Julie Schuster on the Future of Home Design and Technology

By Danielle Karr | Posted July 24, 2020

For top interior designer Julie Schuster, how a space feels to a client is just as important as how it looks. An active member of the New York City design community and owner of Julie Schuster Design Studio, Julie is uniquely positioned at the intersection of Feng Shui, Living-In-Place and Wellness Design. Her mission is to create nourishing environments that are aligned with the natural world and optimized for function and comfort through the luxury of modern technology. Julie’s unique, holistic approach to interior design placed her as one of KBDN’s Top Design Innovators for 2019. We caught up with Julie to get her thoughts on how 2020 has disrupted the industry.

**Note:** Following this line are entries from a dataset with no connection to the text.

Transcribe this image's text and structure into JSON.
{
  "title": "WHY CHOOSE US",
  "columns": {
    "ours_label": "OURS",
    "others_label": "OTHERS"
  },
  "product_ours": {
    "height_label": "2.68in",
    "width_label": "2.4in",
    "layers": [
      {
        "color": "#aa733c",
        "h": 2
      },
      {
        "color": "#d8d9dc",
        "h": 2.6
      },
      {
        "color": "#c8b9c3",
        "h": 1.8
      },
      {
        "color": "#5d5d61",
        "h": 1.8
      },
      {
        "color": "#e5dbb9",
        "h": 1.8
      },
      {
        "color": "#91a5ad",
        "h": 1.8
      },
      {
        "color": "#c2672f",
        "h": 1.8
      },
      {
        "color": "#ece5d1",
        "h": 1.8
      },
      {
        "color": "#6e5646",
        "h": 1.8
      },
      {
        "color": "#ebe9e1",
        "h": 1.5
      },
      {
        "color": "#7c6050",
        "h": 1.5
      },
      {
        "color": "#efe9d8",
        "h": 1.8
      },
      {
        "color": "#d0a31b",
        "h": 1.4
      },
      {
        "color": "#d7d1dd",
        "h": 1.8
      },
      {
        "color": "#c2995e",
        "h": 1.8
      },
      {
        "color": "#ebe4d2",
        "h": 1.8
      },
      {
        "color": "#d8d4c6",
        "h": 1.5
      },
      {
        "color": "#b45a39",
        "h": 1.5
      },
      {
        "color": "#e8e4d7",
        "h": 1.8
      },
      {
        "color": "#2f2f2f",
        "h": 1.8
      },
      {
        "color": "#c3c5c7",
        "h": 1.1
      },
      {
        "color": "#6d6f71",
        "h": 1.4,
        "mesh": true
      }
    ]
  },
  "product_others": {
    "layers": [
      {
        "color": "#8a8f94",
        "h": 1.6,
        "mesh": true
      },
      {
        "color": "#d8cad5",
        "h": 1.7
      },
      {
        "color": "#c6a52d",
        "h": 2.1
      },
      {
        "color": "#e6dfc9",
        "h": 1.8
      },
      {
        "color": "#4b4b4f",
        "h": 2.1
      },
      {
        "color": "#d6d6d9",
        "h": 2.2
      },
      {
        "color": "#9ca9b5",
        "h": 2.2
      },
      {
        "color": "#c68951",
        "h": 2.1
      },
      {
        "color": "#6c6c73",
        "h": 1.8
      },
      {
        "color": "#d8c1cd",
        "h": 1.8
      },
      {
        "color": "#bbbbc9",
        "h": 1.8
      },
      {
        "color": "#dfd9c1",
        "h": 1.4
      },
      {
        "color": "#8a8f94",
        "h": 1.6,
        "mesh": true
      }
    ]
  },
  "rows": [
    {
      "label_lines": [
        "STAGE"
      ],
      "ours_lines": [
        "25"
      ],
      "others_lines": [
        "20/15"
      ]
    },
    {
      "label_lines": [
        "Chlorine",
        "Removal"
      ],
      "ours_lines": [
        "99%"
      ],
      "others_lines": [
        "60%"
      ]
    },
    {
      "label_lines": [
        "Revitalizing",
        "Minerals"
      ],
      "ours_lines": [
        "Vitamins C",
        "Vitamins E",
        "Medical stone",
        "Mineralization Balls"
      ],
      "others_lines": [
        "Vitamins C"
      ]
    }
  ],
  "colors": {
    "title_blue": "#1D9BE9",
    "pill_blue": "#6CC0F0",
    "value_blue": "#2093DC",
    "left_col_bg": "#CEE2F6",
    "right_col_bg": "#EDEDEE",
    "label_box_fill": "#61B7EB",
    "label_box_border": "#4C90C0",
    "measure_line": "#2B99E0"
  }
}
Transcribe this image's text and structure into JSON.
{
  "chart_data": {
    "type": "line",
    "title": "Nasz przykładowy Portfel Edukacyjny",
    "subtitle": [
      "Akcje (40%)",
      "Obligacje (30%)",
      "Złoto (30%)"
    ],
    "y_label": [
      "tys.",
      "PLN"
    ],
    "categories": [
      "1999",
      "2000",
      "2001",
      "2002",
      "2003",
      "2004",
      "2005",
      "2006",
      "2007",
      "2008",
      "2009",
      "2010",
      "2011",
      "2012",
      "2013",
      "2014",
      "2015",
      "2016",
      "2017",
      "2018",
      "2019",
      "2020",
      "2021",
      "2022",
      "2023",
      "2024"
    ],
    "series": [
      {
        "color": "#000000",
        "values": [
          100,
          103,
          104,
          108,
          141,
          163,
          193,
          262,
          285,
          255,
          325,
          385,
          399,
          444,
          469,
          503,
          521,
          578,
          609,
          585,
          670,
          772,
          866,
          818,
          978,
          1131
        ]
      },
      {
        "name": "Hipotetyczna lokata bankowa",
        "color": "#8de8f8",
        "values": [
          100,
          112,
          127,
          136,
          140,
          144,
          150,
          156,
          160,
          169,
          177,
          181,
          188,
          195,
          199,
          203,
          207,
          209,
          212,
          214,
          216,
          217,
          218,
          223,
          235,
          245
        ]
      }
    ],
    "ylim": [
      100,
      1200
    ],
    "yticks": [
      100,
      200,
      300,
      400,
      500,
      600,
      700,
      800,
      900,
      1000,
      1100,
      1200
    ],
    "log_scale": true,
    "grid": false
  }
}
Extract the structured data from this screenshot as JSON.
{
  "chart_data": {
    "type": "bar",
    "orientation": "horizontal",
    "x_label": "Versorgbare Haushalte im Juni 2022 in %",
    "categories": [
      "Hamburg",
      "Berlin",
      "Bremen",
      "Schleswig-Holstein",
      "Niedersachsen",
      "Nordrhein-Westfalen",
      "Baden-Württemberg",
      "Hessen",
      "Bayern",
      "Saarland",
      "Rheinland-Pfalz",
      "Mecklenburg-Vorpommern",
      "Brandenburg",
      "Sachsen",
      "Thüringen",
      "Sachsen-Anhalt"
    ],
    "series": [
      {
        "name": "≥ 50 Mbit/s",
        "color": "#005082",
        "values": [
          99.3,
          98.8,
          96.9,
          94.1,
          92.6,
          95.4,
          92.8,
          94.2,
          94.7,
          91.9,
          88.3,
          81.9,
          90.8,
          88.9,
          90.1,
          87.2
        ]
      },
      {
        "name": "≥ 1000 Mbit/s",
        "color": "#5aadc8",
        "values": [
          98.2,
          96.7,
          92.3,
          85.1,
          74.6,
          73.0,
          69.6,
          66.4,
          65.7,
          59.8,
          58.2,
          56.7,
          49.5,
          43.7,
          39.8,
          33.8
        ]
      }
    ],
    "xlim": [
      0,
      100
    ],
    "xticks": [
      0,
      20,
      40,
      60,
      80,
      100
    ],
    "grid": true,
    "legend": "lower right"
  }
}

COVID-19 has changed the way people live in their homes. What are some possible new home design trends you're noticing?
COVID-19 has changed how we socialize and how we work. There is a huge demand for family-friendly living spaces and better streaming services. Since we won’t be setting foot in a movie theater any time soon, families can now purchase premier tickets to the latest blockbusters to watch at home. How we design family living spaces must start to accommodate this. And with so many of us working from home, I am already seeing the need for optimized workspaces that promote productivity. From a technology perspective, there is a major need for increased internet security for home networks that will be accessing private company servers more regularly.

How do you see technology playing a role in this new approach towards home design?
As a Certified Living-In-Place Professional (CLIPP), technology has an important role when designing for clients with limitations, especially physical ones. As we spend more time in our homes, and as we plan for the future, installing systems that can be modified to changing needs is more important than ever. I always advise clients to include a separate budget for integrated technology, especially in these times when the future is so uncertain and the bottom line counts.

Any other thoughts about the future of interior design?
One of my key takeaways from 2020 so far is that our homes are more important than ever – comfort, safety, and balance truly matters. There is pent up demand for home improvements in our built environments, and we need to be ready to suggest the addition of technology as home improvements are being made. Designers must be ready, willing, and able to conduct virtual design consultations, source product, integrate technology, execute projects, and deliver value in a safe, efficient manner. I am so grateful to help people through this difficult time by optimizing their homes and providing support through the practice of wellness design.